Working with the aerial robotics lab and some of the members involved in the project, I was able to create the first prototype of the Spark Wand. The reason why I call it that is because it uses a component called a Spark/Particle Photon. The Photon is a special Arduino-like micro-controller that has an integrated WiFi component that uses the same programming language as Arduino and has a bit more features like web-based development and browser-based testing. The primary reason I used this board was because of its convenient form factor. Its dimensions are 1.44 in. x 0.8 in. x 0.27 in. with headers on which is very convenient for making an easily-portable and lightweight controller/wand. However, the convenient form factor of the Spark/Particle Photon was only one of the things I was able to use to get a more convenient form factor for the controller itself.

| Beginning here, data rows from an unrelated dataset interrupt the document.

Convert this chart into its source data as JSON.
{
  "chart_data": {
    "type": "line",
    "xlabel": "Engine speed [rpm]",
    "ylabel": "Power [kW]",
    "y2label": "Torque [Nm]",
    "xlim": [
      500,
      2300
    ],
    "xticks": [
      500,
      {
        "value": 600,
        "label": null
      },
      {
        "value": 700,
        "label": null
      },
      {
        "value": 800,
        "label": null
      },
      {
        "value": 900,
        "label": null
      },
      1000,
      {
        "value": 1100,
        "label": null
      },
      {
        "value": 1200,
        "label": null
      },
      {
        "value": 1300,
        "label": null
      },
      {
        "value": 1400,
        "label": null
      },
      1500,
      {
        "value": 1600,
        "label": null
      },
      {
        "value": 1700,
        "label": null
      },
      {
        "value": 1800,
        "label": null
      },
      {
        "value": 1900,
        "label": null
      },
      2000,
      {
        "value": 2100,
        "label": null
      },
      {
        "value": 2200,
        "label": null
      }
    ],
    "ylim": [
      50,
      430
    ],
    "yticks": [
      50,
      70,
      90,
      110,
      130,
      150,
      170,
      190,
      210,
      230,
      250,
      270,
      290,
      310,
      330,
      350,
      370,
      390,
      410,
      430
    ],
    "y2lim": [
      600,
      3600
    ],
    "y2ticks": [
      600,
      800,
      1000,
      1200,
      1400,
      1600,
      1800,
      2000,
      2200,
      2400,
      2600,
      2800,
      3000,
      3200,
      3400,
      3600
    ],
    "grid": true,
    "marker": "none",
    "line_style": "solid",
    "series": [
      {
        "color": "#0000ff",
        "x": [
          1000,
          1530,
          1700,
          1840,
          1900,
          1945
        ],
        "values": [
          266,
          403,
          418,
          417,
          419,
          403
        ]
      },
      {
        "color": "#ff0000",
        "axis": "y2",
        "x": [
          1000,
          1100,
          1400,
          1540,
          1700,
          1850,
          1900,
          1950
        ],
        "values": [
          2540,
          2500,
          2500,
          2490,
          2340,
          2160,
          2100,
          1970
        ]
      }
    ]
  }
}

The controller itself comes with 10 buttons and a laser button that relay information into a “dashboard” that is included with the development provided by Particle and also sends information through ROS. The Dashboard lets me monitor the signals, counts how many times they come in and also provide me information of the time the signal is received and gives a graphical representation of it. An example of what it looks like is shown below:
The wand is made to be comfortable, easy to use, and lightweight with no external wires or cables. The latency experienced with a system with even decent connection to WiFi not noticeable and provides reliable results. In this revision of the project, I primarily focused on getting the form factor much sleeker and comfortable. The noticeable changes are that there are no exposed wires. I was able to do this by shielding the robot with a 3D-printed case that housed all of the components, the buttons and let the photon exposed for feedback and access.
Some of the main features is an on/off switch that allowed for power control. A 1C LiPo battery in order to provide power with a sleek packaging. Personalized grippers to house the customized laser pointer in order provide space but keep the laser at a constant position. And a protoboard with all of the wires and buttons in one compact form factor.